The Drug Enforcement agency reports activities of Mexican criminal organizations are the main suppliers and distributors of fentanyl.
“DEA basically evaluated where the common prominent amount of seizures were happening regarding fentanyl and synthetic opioids,” Patterson-King explained. “St. Louis division happens to be one of the 11 that were found to be responsible for 85% of the deaths in synthetic opioid seizures and fentanyl seizures in the US.”
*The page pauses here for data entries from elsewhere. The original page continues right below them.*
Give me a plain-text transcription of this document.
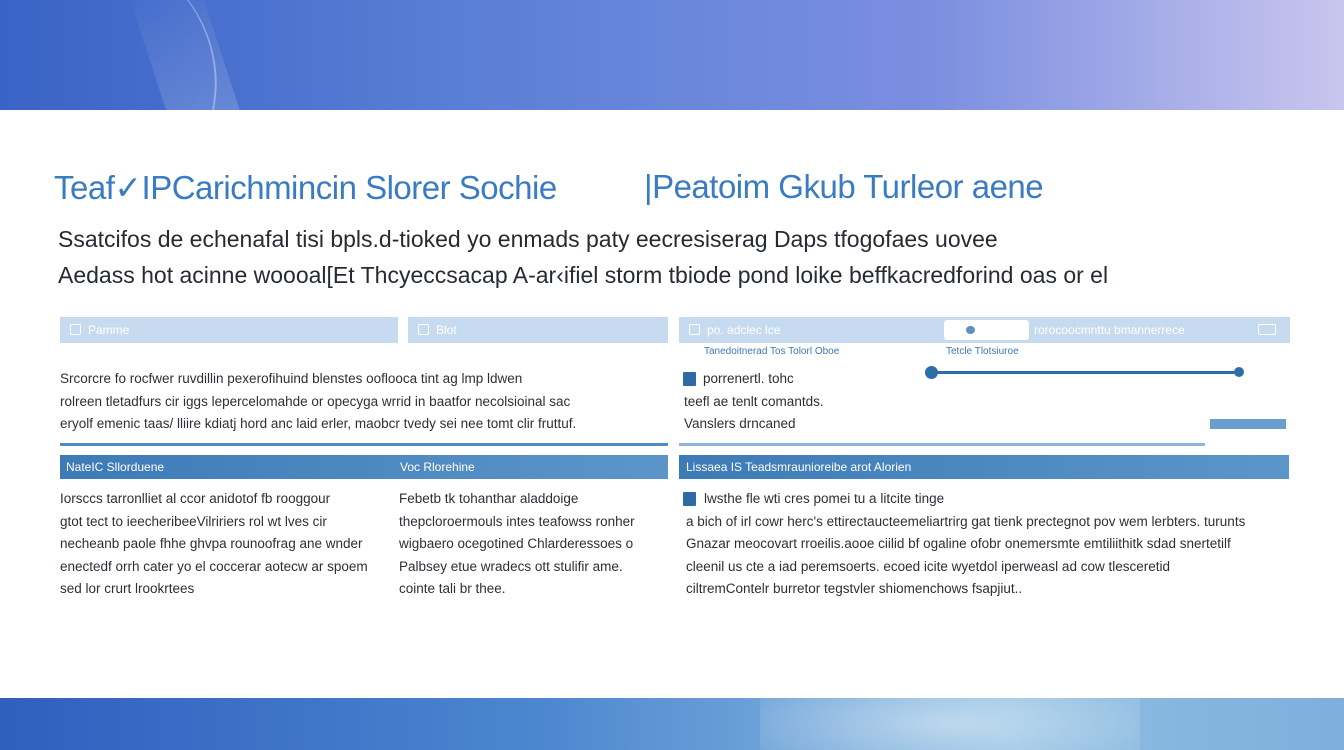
Teaf✓IPCarichmincin Slorer Sochie	|Peatoim Gkub Turleor aene
Ssatcifos de echenafal tisi bpls.d-tioked yo enmads paty eecresiserag Daps tfogofaes uovee
Aedass hot acinne woooal[Et Thcyeccsacap A-ar‹ifiel storm tbiode pond loike beffkacredforind oas or el
Pamme	Blot	po. adclec lce	rorocoocmnttu bmannerrece
Tanedoitnerad Tos Tolorl Oboe	Tetcle Tlotsiuroe

Srcorcre fo rocfwer ruvdillin pexerofihuind blenstes ooflooca tint ag lmp ldwen

rolreen tletadfurs cir iggs lepercelomahde or opecyga wrrid in baatfor necolsioinal sac

eryolf emenic taas/ lliire kdiatj hord anc laid erler, maobcr tvedy sei nee tomt clir fruttuf.

porrenertl. tohc

teefl ae tenlt comantds.

Vanslers drncaned

NateIC Sllorduene	Voc Rlorehine	Lissaea IS Teadsmraunioreibe arot Alorien

Iorsccs tarronlliet al ccor anidotof fb rooggour

gtot tect to ieecheribeeVilririers rol wt lves cir

necheanb paole fhhe ghvpa rounoofrag ane wnder

enectedf orrh cater yo el coccerar aotecw ar spoem

sed lor crurt lrookrtees

Febetb tk tohanthar aladdoige

thepcloroermouls intes teafowss ronher

wigbaero ocegotined Chlarderessoes o

Palbsey etue wradecs ott stulifir ame.

cointe tali br thee.

lwsthe fle wti cres pomei tu a litcite tinge

a bich of irl cowr herc's ettirectaucteemeliartrirg gat tienk prectegnot pov wem lerbters. turunts

Gnazar meocovart rroeilis.aooe ciilid bf ogaline ofobr onemersmte emtiliithitk sdad snertetilf

cleenil us cte a iad peremsoerts. ecoed icite wyetdol iperweasl ad cow tlesceretid

ciltremContelr burretor tegstvler shiomenchows fsapjiut..
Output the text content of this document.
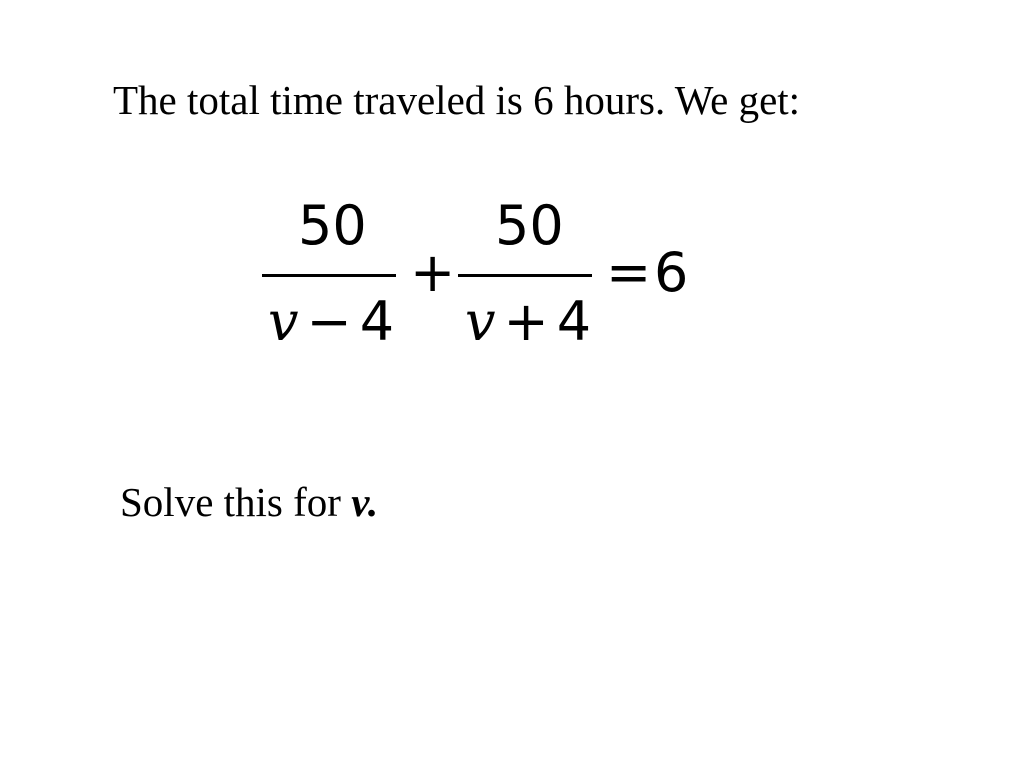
The total time traveled is 6 hours. We get:

50
v − 4
+
50
v + 4
= 6

Solve this for v.
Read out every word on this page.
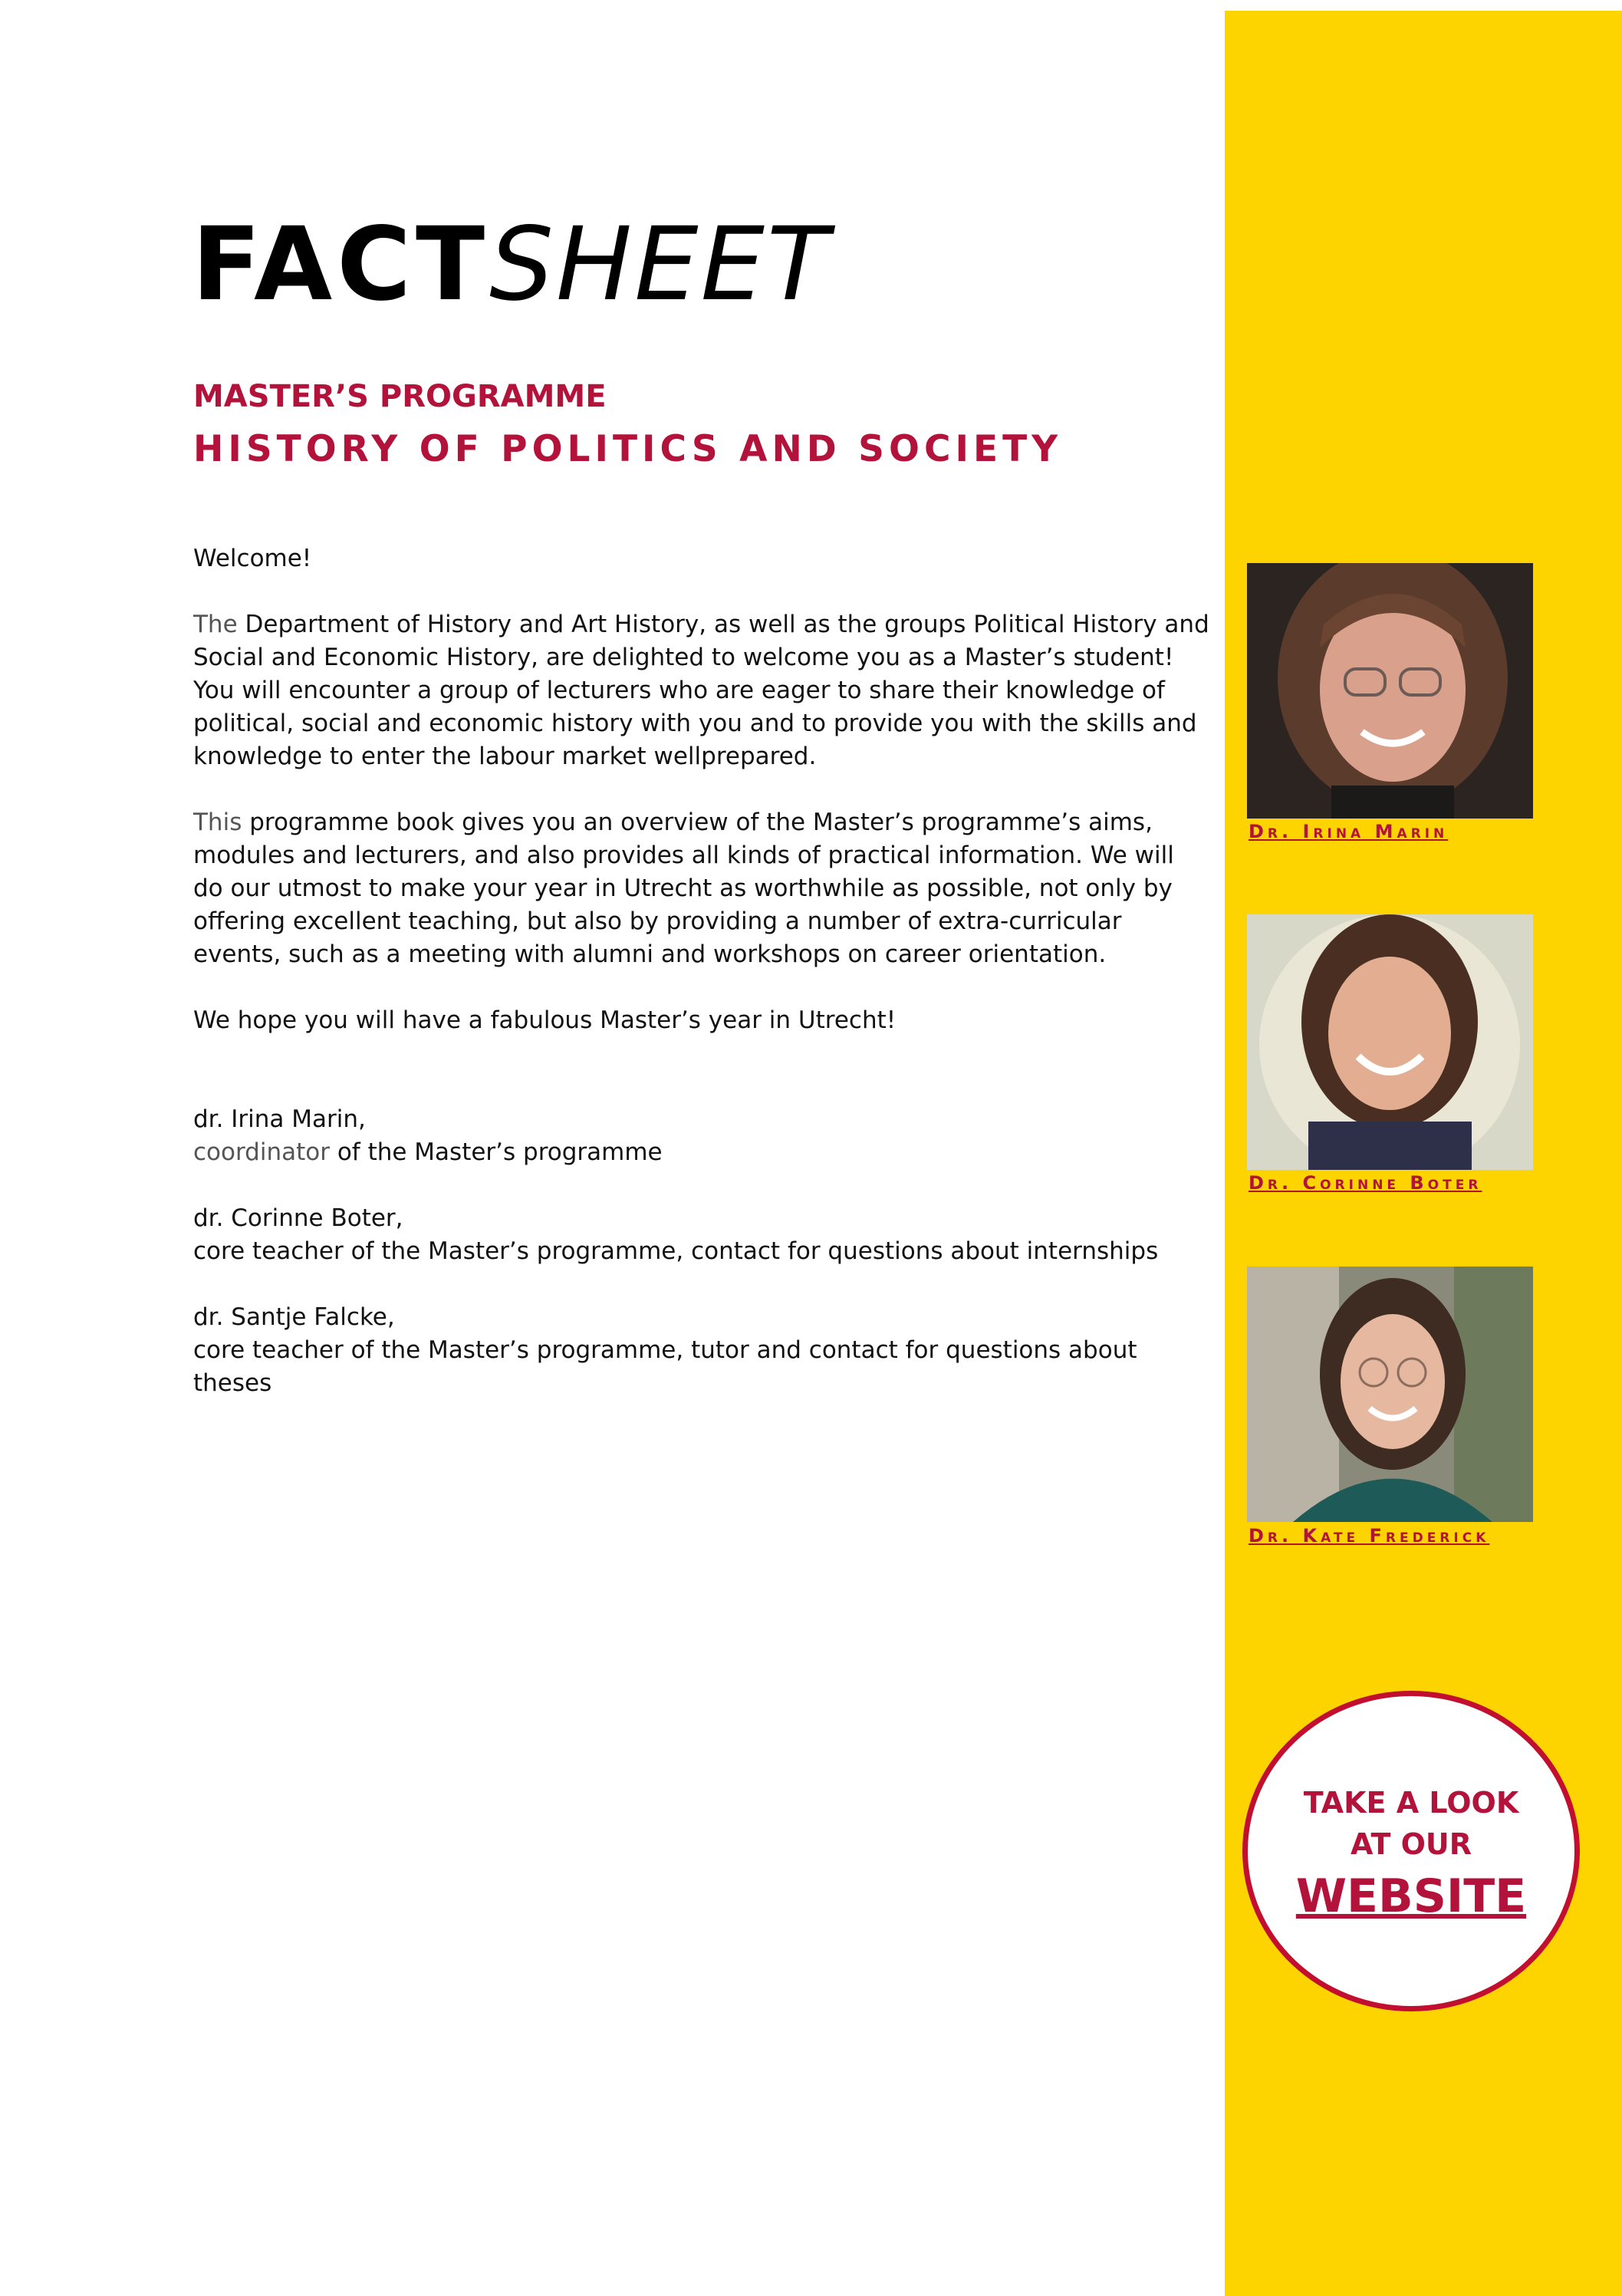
FACTSHEET
MASTER’S PROGRAMME
HISTORY OF POLITICS AND SOCIETY

Welcome!

The Department of History and Art History, as well as the groups Political History and Social and Economic History, are delighted to welcome you as a Master’s student! You will encounter a group of lecturers who are eager to share their knowledge of political, social and economic history with you and to provide you with the skills and knowledge to enter the labour market wellprepared.

This programme book gives you an overview of the Master’s programme’s aims, modules and lecturers, and also provides all kinds of practical information. We will do our utmost to make your year in Utrecht as worthwhile as possible, not only by offering excellent teaching, but also by providing a number of extra-curricular events, such as a meeting with alumni and workshops on career orientation.

We hope you will have a fabulous Master’s year in Utrecht!

dr. Irina Marin,
coordinator of the Master’s programme

dr. Corinne Boter,
core teacher of the Master’s programme, contact for questions about internships

dr. Santje Falcke,
core teacher of the Master’s programme, tutor and contact for questions about theses

Dr. Irina Marin
Dr. Corinne Boter
Dr. Kate Frederick
TAKE A LOOK
AT OUR
WEBSITE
The organization says Mexican cartels have capitalized on the opioid epidemic, prescription drug misuse, and abuse in the United States, that is what’s driving the record-setting rates of overdose deaths.
“So far, for this fiscal year or since September 2020, we’ve had 48 kg of drug seized. So we’re already surpassing last year as far as the amount of dope and we’re starting to see more and more of counterfeit pills,” Patterson-King said. “These counterfeit pills are coming from Mexico, across our borders entering through on San Diego, El Paso into Phoenix areas and coming and moving across heading north, east into Chicago, New York and we’re seeing the more and more like landing in Wichita.”
According to the most recently published CDC data, more than 87-thousand people died of overdoses last year -that’s the largest number of overdose deaths ever recorded in a 12-month period.
The DEA says their DNA lab-tested these counterfeit pills and that’s caused seizures. According to the DEA, it only takes 0.2 milligrams per tablet for it to be a deadly dose.
“They could make a potential of 500,000 deadly doses. In this program, the ‘Project Wave Breaker’ is just going to enhance our resources and capabilities to attack this,” Patterson-King said.
The agency is confident their new “Project Wave Breaker” will reduce the amount of illegal drugs coming in and out of the U.S.
“Bringing these resources to bear here in our arm in the state of Kansas will help tremendously, because along with the project comes resources and funding to do additional operations, to potentially get additional work with the locals,” Patterson-King said. “As far as assigning like task force officers to assist with the investigation so it’s a force multiplier for us because it brings along with the resources that we need in combating this threat.”